AFF A800 goes down with a fatal parity error
Applies to
- AFF A800
- ONTAP 9.14.1
Issue
Example:
t6nex0: ! [0x08000000] LE parity/CRC error
t6nex0: ! MC0_INT_CAUSE 0x41318 = 0x00000006, E 0x00000007, F 0x00000005
t6nex0: ! [0x00000004] Uncorrectable ECC data error(s)
t6nex0: * [0x00000002] Correctable ECC data error(s)
t6nex0: MC0: 26 uncorrectable ECC data error(s)
t6nex0: MC0: 8 correctable ECC data error(s)
t6nex0: ! PL_PL_INT_CAUSE 0x19430 = 0x00000018, E 0x00000010, F 0x00000010
t6nex0: ! [0x00000010] Fatal parity error
t6nex0: ? [0x00000008]
t6nex0: firmware reports adapter error: Crash (0xc014c010)

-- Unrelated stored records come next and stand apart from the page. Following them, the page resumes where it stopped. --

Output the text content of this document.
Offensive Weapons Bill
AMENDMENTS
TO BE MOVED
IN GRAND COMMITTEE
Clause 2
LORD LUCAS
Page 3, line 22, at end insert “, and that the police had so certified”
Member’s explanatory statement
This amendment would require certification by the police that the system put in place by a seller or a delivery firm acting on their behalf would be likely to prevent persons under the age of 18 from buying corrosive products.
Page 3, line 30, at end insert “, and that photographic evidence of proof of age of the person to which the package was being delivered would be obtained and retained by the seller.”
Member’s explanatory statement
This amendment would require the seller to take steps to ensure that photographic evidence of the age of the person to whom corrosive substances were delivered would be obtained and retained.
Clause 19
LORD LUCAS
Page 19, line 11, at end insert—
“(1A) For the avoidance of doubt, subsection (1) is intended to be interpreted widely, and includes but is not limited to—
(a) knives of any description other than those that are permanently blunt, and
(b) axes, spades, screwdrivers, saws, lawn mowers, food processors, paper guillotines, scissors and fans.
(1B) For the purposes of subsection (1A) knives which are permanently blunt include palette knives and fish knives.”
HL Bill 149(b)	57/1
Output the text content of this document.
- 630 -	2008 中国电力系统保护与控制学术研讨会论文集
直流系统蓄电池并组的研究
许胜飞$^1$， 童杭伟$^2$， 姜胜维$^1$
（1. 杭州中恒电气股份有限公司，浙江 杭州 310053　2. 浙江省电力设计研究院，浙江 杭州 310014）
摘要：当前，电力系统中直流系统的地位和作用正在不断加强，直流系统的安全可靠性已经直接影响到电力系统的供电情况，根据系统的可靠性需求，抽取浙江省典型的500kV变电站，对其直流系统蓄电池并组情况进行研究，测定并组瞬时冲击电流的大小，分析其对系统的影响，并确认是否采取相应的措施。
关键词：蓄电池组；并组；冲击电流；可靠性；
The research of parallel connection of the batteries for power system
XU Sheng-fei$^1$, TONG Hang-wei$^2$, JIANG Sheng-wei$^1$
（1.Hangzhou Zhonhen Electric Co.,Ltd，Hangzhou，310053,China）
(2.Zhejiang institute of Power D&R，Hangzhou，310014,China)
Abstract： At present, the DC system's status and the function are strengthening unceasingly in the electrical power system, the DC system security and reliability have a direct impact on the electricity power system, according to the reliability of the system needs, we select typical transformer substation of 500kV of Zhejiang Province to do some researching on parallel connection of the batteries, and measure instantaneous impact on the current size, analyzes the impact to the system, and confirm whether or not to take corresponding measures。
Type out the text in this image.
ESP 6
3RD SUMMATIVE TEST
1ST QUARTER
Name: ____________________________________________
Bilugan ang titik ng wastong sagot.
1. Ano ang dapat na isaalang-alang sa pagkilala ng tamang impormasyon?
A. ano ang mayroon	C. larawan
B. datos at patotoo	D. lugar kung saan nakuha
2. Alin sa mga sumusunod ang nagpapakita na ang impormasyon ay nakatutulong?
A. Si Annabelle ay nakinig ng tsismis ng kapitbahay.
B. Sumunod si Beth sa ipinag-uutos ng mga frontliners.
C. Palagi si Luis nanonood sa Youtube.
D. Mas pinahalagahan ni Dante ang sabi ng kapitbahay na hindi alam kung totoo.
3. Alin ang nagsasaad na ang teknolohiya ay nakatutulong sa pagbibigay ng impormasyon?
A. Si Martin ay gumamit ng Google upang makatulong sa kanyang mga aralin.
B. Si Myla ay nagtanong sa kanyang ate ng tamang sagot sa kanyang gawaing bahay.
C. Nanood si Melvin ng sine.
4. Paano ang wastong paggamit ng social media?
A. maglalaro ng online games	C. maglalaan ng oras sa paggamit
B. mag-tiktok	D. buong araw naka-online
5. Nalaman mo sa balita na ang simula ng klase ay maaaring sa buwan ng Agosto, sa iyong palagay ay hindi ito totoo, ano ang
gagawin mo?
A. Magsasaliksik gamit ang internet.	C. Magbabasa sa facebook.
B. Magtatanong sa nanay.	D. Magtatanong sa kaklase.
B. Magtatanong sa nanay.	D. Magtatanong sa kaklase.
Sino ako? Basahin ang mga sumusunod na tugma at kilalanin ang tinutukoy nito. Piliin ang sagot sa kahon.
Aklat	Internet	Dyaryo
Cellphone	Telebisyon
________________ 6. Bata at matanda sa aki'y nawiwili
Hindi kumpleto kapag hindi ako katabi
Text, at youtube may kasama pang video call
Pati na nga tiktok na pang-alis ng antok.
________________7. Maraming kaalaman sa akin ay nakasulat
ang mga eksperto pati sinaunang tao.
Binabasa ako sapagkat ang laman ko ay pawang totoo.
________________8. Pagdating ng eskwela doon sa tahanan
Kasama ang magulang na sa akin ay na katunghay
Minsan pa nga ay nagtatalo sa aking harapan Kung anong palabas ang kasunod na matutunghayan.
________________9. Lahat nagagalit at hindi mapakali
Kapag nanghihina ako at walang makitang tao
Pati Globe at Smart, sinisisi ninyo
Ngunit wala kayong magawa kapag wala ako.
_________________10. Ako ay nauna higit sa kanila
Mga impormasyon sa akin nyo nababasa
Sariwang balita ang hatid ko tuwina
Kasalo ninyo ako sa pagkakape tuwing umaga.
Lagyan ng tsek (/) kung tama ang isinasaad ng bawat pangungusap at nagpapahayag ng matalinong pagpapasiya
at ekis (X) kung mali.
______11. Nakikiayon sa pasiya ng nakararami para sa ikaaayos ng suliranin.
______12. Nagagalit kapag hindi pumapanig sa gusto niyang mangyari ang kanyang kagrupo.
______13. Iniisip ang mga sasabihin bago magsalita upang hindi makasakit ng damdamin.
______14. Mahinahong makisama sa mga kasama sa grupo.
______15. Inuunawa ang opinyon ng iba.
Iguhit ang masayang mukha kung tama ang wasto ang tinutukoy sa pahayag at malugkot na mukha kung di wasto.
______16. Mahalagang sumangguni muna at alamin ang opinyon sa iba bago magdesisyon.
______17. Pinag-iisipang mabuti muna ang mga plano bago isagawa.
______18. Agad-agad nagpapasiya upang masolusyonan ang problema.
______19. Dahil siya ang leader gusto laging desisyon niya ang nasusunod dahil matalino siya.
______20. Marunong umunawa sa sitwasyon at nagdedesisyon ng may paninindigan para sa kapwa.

t6nex0: encountered fatal error, adapter stopped (0).
Sep 06 12:04:12 [node01:vifmgr.clus.linkdown:EMERGENCY]: The cluster port e0a on node node01 has gone down unexpectedly.
e0a: failed to add mc address 01:00:0c:cc:cc:cc rc=6
e0a: failed to add mc address 01:80:c2:00:00:0e rc=6
Waiting for PIDS: [rpcbind] 1869.
Terminated
.
Kernel thread "tmp_monitor" (pid 0) exited prematurely.